Im Gespräch ist Michailo offen und zugewandt, mit der Physiotherapeutin scherzt er. Allein hat er oft Albträume, überkommen ihn Wut und Niedergeschlagenheit. Wegen der post-traumatischen Belastungsstörung macht er eine Psychotherapie.
Alles ist anders - Michailo bleibt optimistisch
Schon um seiner Familie willen müsse er sich an dieses neue Leben als Versehrter gewöhnen, sagt Michailo. "Ich muss einfach akzeptieren, dass jetzt alles anders ist: der Lebensrhythmus, die Bewegungen; für alles brauche ich mehr Zeit als ein normaler Mensch. Letzten Endes bin ich so aktiv, weil ich das Leben genieße."

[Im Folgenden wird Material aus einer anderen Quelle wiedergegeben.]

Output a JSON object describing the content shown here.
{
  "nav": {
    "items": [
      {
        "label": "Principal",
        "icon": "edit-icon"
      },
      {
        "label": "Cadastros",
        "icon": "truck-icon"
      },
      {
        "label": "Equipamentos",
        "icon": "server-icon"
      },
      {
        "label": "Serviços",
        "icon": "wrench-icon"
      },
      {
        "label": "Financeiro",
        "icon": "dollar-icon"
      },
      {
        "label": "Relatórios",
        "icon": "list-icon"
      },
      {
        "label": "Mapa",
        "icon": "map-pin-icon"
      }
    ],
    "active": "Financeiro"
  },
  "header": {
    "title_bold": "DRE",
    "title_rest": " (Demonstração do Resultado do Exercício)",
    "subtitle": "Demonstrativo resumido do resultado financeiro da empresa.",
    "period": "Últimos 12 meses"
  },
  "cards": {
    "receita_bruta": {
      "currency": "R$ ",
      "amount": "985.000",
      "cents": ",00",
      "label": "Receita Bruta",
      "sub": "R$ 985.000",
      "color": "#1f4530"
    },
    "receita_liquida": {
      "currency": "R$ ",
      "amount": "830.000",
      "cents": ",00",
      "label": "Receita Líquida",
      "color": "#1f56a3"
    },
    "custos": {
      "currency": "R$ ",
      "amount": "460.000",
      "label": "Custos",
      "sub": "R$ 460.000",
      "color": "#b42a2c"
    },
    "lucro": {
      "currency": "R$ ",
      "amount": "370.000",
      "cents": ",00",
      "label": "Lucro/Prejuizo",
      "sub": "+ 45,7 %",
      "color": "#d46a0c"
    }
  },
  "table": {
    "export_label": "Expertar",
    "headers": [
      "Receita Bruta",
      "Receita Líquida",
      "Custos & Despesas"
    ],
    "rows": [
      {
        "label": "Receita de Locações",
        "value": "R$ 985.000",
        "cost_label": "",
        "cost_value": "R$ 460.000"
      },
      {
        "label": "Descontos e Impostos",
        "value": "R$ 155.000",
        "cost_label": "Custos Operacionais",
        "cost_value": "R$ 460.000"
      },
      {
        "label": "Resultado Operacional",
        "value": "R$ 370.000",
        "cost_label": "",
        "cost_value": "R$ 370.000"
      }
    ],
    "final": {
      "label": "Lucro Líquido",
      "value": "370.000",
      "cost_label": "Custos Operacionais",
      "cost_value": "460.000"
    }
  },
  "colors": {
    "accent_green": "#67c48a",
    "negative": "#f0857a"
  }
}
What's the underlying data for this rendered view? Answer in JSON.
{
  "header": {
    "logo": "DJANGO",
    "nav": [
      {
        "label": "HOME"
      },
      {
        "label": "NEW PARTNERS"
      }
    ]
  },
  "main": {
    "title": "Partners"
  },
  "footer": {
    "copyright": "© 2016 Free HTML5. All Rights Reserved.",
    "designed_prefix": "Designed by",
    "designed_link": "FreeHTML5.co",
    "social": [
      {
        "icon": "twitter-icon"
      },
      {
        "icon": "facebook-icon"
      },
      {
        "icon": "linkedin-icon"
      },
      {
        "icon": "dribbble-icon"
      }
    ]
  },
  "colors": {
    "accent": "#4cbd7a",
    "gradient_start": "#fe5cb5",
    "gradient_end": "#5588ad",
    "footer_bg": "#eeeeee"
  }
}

Das heißt aber nicht, dass Michailo mit dem Krieg abgeschlossen hat. Sobald er sich an die Prothese gewöhnt hat, will er zurück in die Armee. Nicht an die Front, das ist vorbei. Aber vielleicht in die Logistik oder die Ausbildung. "Ich habe meinen Meter Ukraine mit meinen Gliedmaßen befreit, jetzt werde ich eben meinen Kopf für den Kampf gegen Russland einsetzen", sagt Michailo.

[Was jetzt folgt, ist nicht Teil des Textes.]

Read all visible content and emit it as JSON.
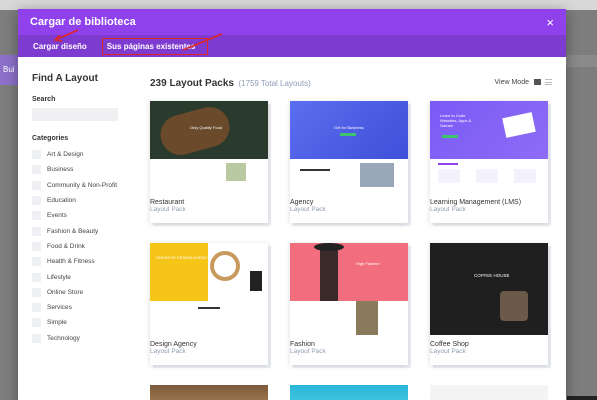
{
  "modal": {
    "title": "Cargar de biblioteca",
    "close_glyph": "×"
  },
  "tabs": [
    {
      "label": "Cargar diseño",
      "active": true
    },
    {
      "label": "Sus páginas existentes",
      "active": false
    }
  ],
  "background": {
    "strip_text": "Bui"
  },
  "sidebar": {
    "title": "Find A Layout",
    "search_label": "Search",
    "search_value": "",
    "categories_label": "Categories",
    "categories": [
      "Art & Design",
      "Business",
      "Community & Non-Profit",
      "Education",
      "Events",
      "Fashion & Beauty",
      "Food & Drink",
      "Health & Fitness",
      "Lifestyle",
      "Online Store",
      "Services",
      "Simple",
      "Technology"
    ]
  },
  "content": {
    "packs_title": "239 Layout Packs",
    "packs_total": "(1759 Total Layouts)",
    "view_mode_label": "View Mode",
    "cards": [
      {
        "name": "Restaurant",
        "sub": "Layout Pack"
      },
      {
        "name": "Agency",
        "sub": "Layout Pack"
      },
      {
        "name": "Learning Management (LMS)",
        "sub": "Layout Pack"
      },
      {
        "name": "Design Agency",
        "sub": "Layout Pack"
      },
      {
        "name": "Fashion",
        "sub": "Layout Pack"
      },
      {
        "name": "Coffee Shop",
        "sub": "Layout Pack"
      }
    ],
    "thumb_texts": {
      "restaurant": "Only Quality Food",
      "agency": "Grit for Business",
      "lms": "Learn to Code Websites, Apps & Games",
      "design": "CREATIVE DESIGN AGENCY",
      "fashion": "High Fashion",
      "coffee": "COFFEE HOUSE"
    }
  },
  "colors": {
    "header_purple": "#8f42ec",
    "tabs_purple": "#7e3bd0",
    "annotation_red": "#e02424",
    "muted_text": "#8f9bb3"
  }
}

Kein ungewöhnlicher Wunsch unter seinen Patienten, hat der Psychologe Oleksij Smirnow beobachtet, der in Lwiw Kriegsversehrte betreut: "Viele wollen zurück in die Armee, bestätigt Smirnow. Wer unterhalb des Knies amputiert ist, der wird sogar wieder an der Front eingesetzt. Und die Männer wollen das."

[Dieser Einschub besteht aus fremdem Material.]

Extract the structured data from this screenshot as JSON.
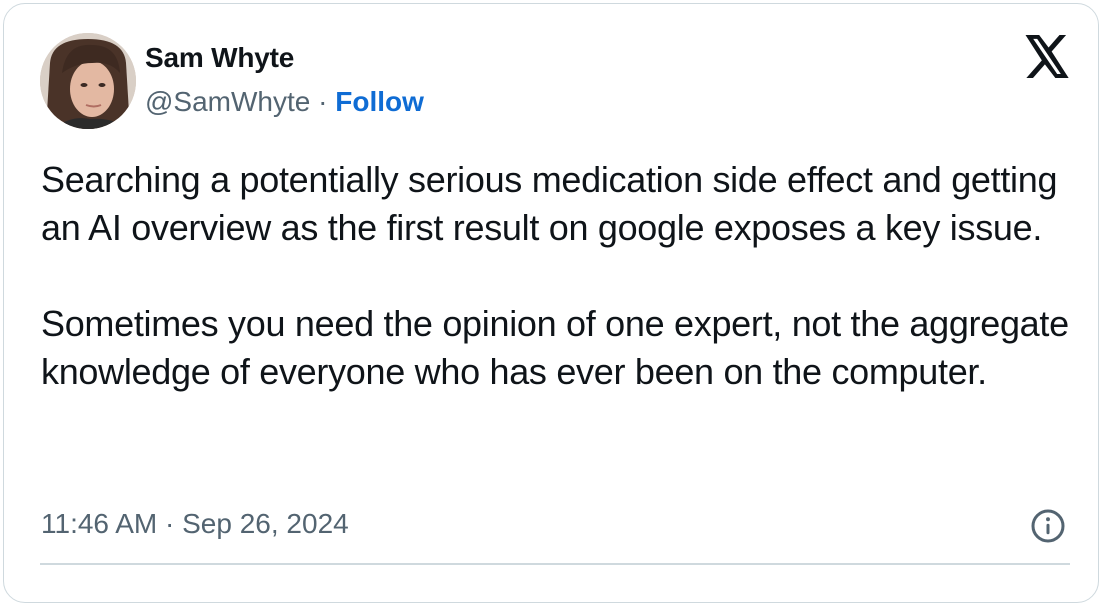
{
  "author": {
    "name": "Sam Whyte",
    "handle": "@SamWhyte",
    "separator": "·",
    "follow_label": "Follow"
  },
  "tweet": {
    "text": "Searching a potentially serious medication side effect and getting an AI overview as the first result on google exposes a key issue.\n\nSometimes you need the opinion of one expert, not the aggregate knowledge of everyone who has ever been on the computer.",
    "time": "11:46 AM",
    "date": "Sep 26, 2024",
    "time_separator": "·"
  },
  "icons": {
    "brand": "x-logo-icon",
    "info": "info-icon",
    "avatar": "avatar"
  },
  "colors": {
    "link": "#0f6cd4",
    "secondary_text": "#536471",
    "border": "#cfd9de",
    "text": "#0f1419"
  }
}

Schraffiert: von Russland besetzte Gebiete
Michailos Ehefrau Oksana ist von den Plänen ihres Mannes nicht begeistert: "Im Augenblick mag ich gar nicht daran denken. Noch bin ich nicht bereit, ihn wieder ziehen zu lassen."
Michailo stammt aus Donezk im Osten der Ukraine, wo bereits seit 2014 Krieg zwischen der Ukraine und russlandfreundlichen Separatisten herrscht. Dort haben er und Oksana sich einst kennengelernt. Als ein Teil des Gebiets Donezk 2014 unter Moskaus Kontrolle kam, zog das Paar weg. Auch wegen dieses Verlusts hofft Michailo, dass die Ukraine sich gegen Russland behauptet.
"100 Prozent werden wir siegen, es ist nur eine Frage der Zeit", sagt Michailo. "Wir Ukrainer sind dem Feind in vieler Hinsicht unterlegen. Aber wir sind auch lernfähig, haben Verbündete und vor allem ein starkes Motiv: Die Russen, die wissen nicht, wofür sie kämpfen. Wir dagegen, wir schon!"